Pallade veneta
- Founded: 1687
- Ceased publication: 1751
- Language: Italian
- City: Venice

= Pallade veneta =

Newspaper

Pallade veneta was a newspaper that in toto ran from 1687 to 1751. It is preserved incompletely and in multiple forms. The published monthly ran to only 17 installments (January 1687 through May 1688). While it was published in Venice and reported on news from that locale, it also conveyed some news that was exchanged from other venues. Venice was a principal hub for news distribution. After its printing ceased, Pallade veneta continued as a series of weekly news sheets (avvisi in all but name). Surviving sources are discontinuous, making it difficult to create a full history of the publication.

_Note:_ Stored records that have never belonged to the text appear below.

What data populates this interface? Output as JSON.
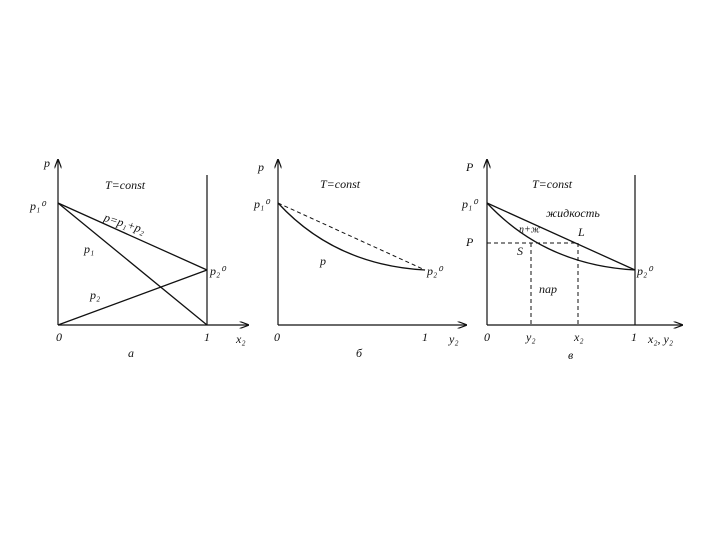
{
  "panels": [
    {
      "caption": "а",
      "y_axis": "p",
      "x_axis": "x₂",
      "condition": "T=const",
      "x_origin": "0",
      "x_end": "1",
      "labels": [
        "p₁⁰",
        "p=p₁+p₂",
        "p₁",
        "p₂",
        "p₂⁰"
      ]
    },
    {
      "caption": "б",
      "y_axis": "p",
      "x_axis": "y₂",
      "condition": "T=const",
      "x_origin": "0",
      "x_end": "1",
      "labels": [
        "p₁⁰",
        "p",
        "p₂⁰"
      ]
    },
    {
      "caption": "в",
      "y_axis": "P",
      "x_axis": "x₂, y₂",
      "condition": "T=const",
      "x_origin": "0",
      "x_end": "1",
      "labels": [
        "p₁⁰",
        "P",
        "жидкость",
        "п+ж",
        "L",
        "S",
        "p₂⁰",
        "пар",
        "y₂",
        "x₂"
      ]
    }
  ]
}
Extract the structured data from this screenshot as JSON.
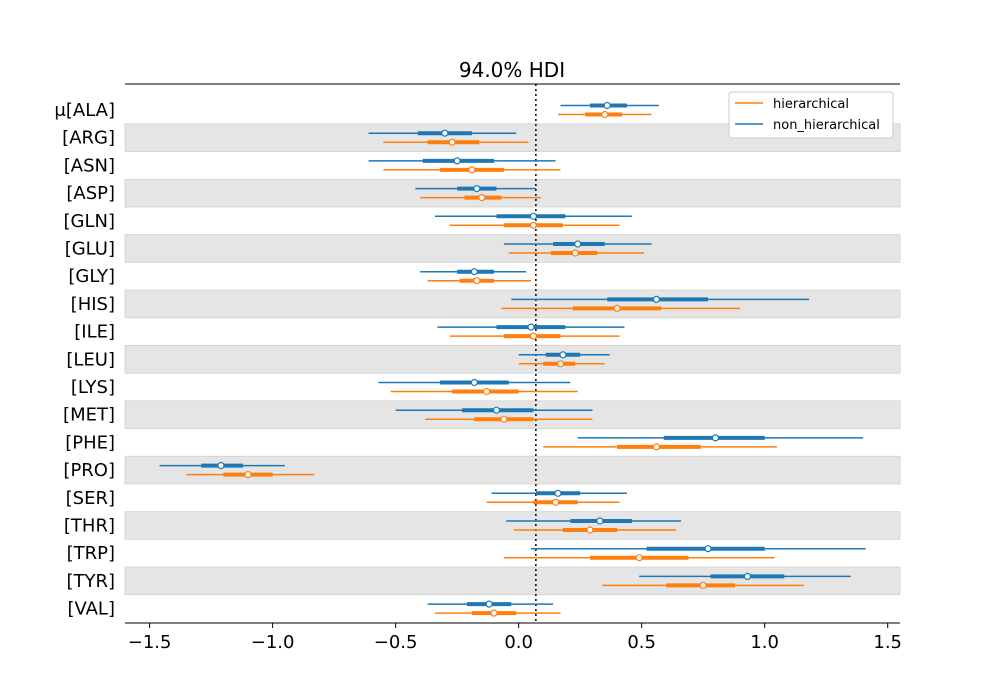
{
  "chart_data": {
    "type": "forest",
    "title": "94.0% HDI",
    "xlim": [
      -1.6,
      1.55
    ],
    "xticks": [
      -1.5,
      -1.0,
      -0.5,
      0.0,
      0.5,
      1.0,
      1.5
    ],
    "xtick_labels": [
      "−1.5",
      "−1.0",
      "−0.5",
      "0.0",
      "0.5",
      "1.0",
      "1.5"
    ],
    "reference_line_x": 0.07,
    "categories": [
      "μ[ALA]",
      "[ARG]",
      "[ASN]",
      "[ASP]",
      "[GLN]",
      "[GLU]",
      "[GLY]",
      "[HIS]",
      "[ILE]",
      "[LEU]",
      "[LYS]",
      "[MET]",
      "[PHE]",
      "[PRO]",
      "[SER]",
      "[THR]",
      "[TRP]",
      "[TYR]",
      "[VAL]"
    ],
    "legend": {
      "position": "top-right",
      "entries": [
        "hierarchical",
        "non_hierarchical"
      ]
    },
    "series": [
      {
        "name": "non_hierarchical",
        "color": "#1f77b4",
        "intervals": [
          {
            "lo": 0.17,
            "q1": 0.29,
            "mid": 0.36,
            "q3": 0.44,
            "hi": 0.57
          },
          {
            "lo": -0.61,
            "q1": -0.41,
            "mid": -0.3,
            "q3": -0.19,
            "hi": -0.01
          },
          {
            "lo": -0.61,
            "q1": -0.39,
            "mid": -0.25,
            "q3": -0.1,
            "hi": 0.15
          },
          {
            "lo": -0.42,
            "q1": -0.25,
            "mid": -0.17,
            "q3": -0.09,
            "hi": 0.07
          },
          {
            "lo": -0.34,
            "q1": -0.09,
            "mid": 0.06,
            "q3": 0.19,
            "hi": 0.46
          },
          {
            "lo": -0.06,
            "q1": 0.14,
            "mid": 0.24,
            "q3": 0.35,
            "hi": 0.54
          },
          {
            "lo": -0.4,
            "q1": -0.25,
            "mid": -0.18,
            "q3": -0.1,
            "hi": 0.03
          },
          {
            "lo": -0.03,
            "q1": 0.36,
            "mid": 0.56,
            "q3": 0.77,
            "hi": 1.18
          },
          {
            "lo": -0.33,
            "q1": -0.09,
            "mid": 0.05,
            "q3": 0.19,
            "hi": 0.43
          },
          {
            "lo": 0.0,
            "q1": 0.11,
            "mid": 0.18,
            "q3": 0.25,
            "hi": 0.37
          },
          {
            "lo": -0.57,
            "q1": -0.32,
            "mid": -0.18,
            "q3": -0.04,
            "hi": 0.21
          },
          {
            "lo": -0.5,
            "q1": -0.23,
            "mid": -0.09,
            "q3": 0.06,
            "hi": 0.3
          },
          {
            "lo": 0.24,
            "q1": 0.59,
            "mid": 0.8,
            "q3": 1.0,
            "hi": 1.4
          },
          {
            "lo": -1.46,
            "q1": -1.29,
            "mid": -1.21,
            "q3": -1.12,
            "hi": -0.95
          },
          {
            "lo": -0.11,
            "q1": 0.07,
            "mid": 0.16,
            "q3": 0.25,
            "hi": 0.44
          },
          {
            "lo": -0.05,
            "q1": 0.21,
            "mid": 0.33,
            "q3": 0.46,
            "hi": 0.66
          },
          {
            "lo": 0.05,
            "q1": 0.52,
            "mid": 0.77,
            "q3": 1.0,
            "hi": 1.41
          },
          {
            "lo": 0.49,
            "q1": 0.78,
            "mid": 0.93,
            "q3": 1.08,
            "hi": 1.35
          },
          {
            "lo": -0.37,
            "q1": -0.21,
            "mid": -0.12,
            "q3": -0.03,
            "hi": 0.14
          }
        ]
      },
      {
        "name": "hierarchical",
        "color": "#ff7f0e",
        "intervals": [
          {
            "lo": 0.16,
            "q1": 0.27,
            "mid": 0.35,
            "q3": 0.42,
            "hi": 0.54
          },
          {
            "lo": -0.55,
            "q1": -0.37,
            "mid": -0.27,
            "q3": -0.16,
            "hi": 0.04
          },
          {
            "lo": -0.55,
            "q1": -0.32,
            "mid": -0.19,
            "q3": -0.06,
            "hi": 0.17
          },
          {
            "lo": -0.4,
            "q1": -0.22,
            "mid": -0.15,
            "q3": -0.07,
            "hi": 0.09
          },
          {
            "lo": -0.28,
            "q1": -0.06,
            "mid": 0.06,
            "q3": 0.18,
            "hi": 0.41
          },
          {
            "lo": -0.04,
            "q1": 0.13,
            "mid": 0.23,
            "q3": 0.32,
            "hi": 0.51
          },
          {
            "lo": -0.37,
            "q1": -0.24,
            "mid": -0.17,
            "q3": -0.1,
            "hi": 0.05
          },
          {
            "lo": -0.07,
            "q1": 0.22,
            "mid": 0.4,
            "q3": 0.58,
            "hi": 0.9
          },
          {
            "lo": -0.28,
            "q1": -0.06,
            "mid": 0.06,
            "q3": 0.17,
            "hi": 0.41
          },
          {
            "lo": 0.0,
            "q1": 0.1,
            "mid": 0.17,
            "q3": 0.23,
            "hi": 0.35
          },
          {
            "lo": -0.52,
            "q1": -0.27,
            "mid": -0.13,
            "q3": 0.0,
            "hi": 0.24
          },
          {
            "lo": -0.38,
            "q1": -0.18,
            "mid": -0.06,
            "q3": 0.06,
            "hi": 0.3
          },
          {
            "lo": 0.1,
            "q1": 0.4,
            "mid": 0.56,
            "q3": 0.74,
            "hi": 1.05
          },
          {
            "lo": -1.35,
            "q1": -1.2,
            "mid": -1.1,
            "q3": -1.0,
            "hi": -0.83
          },
          {
            "lo": -0.13,
            "q1": 0.06,
            "mid": 0.15,
            "q3": 0.24,
            "hi": 0.41
          },
          {
            "lo": -0.02,
            "q1": 0.18,
            "mid": 0.29,
            "q3": 0.4,
            "hi": 0.64
          },
          {
            "lo": -0.06,
            "q1": 0.29,
            "mid": 0.49,
            "q3": 0.69,
            "hi": 1.04
          },
          {
            "lo": 0.34,
            "q1": 0.6,
            "mid": 0.75,
            "q3": 0.88,
            "hi": 1.16
          },
          {
            "lo": -0.34,
            "q1": -0.19,
            "mid": -0.1,
            "q3": -0.01,
            "hi": 0.17
          }
        ]
      }
    ]
  }
}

Both in print and in manuscript the periodical can be associated with religious authority in general but not with specific religious figures. The celebration of liturgical feasts is a prominent topic of discussion, as are sermons. Much of the value of the printed issues lies in the exuberance of the writing (a feature not transferred to the manuscripts). Like other monthlies, these prints could have relied on manuscript avvisi for their news, and elaborated it from personal observation.

The portions that survive in manuscript (mainly from the years 1698–1704, 1714–17, and 1739–1751) become progressively more absorbed in advocating views of anonymous religious authorities. The final years reflect much of the pessimism that took hold of Venice in the 1740s.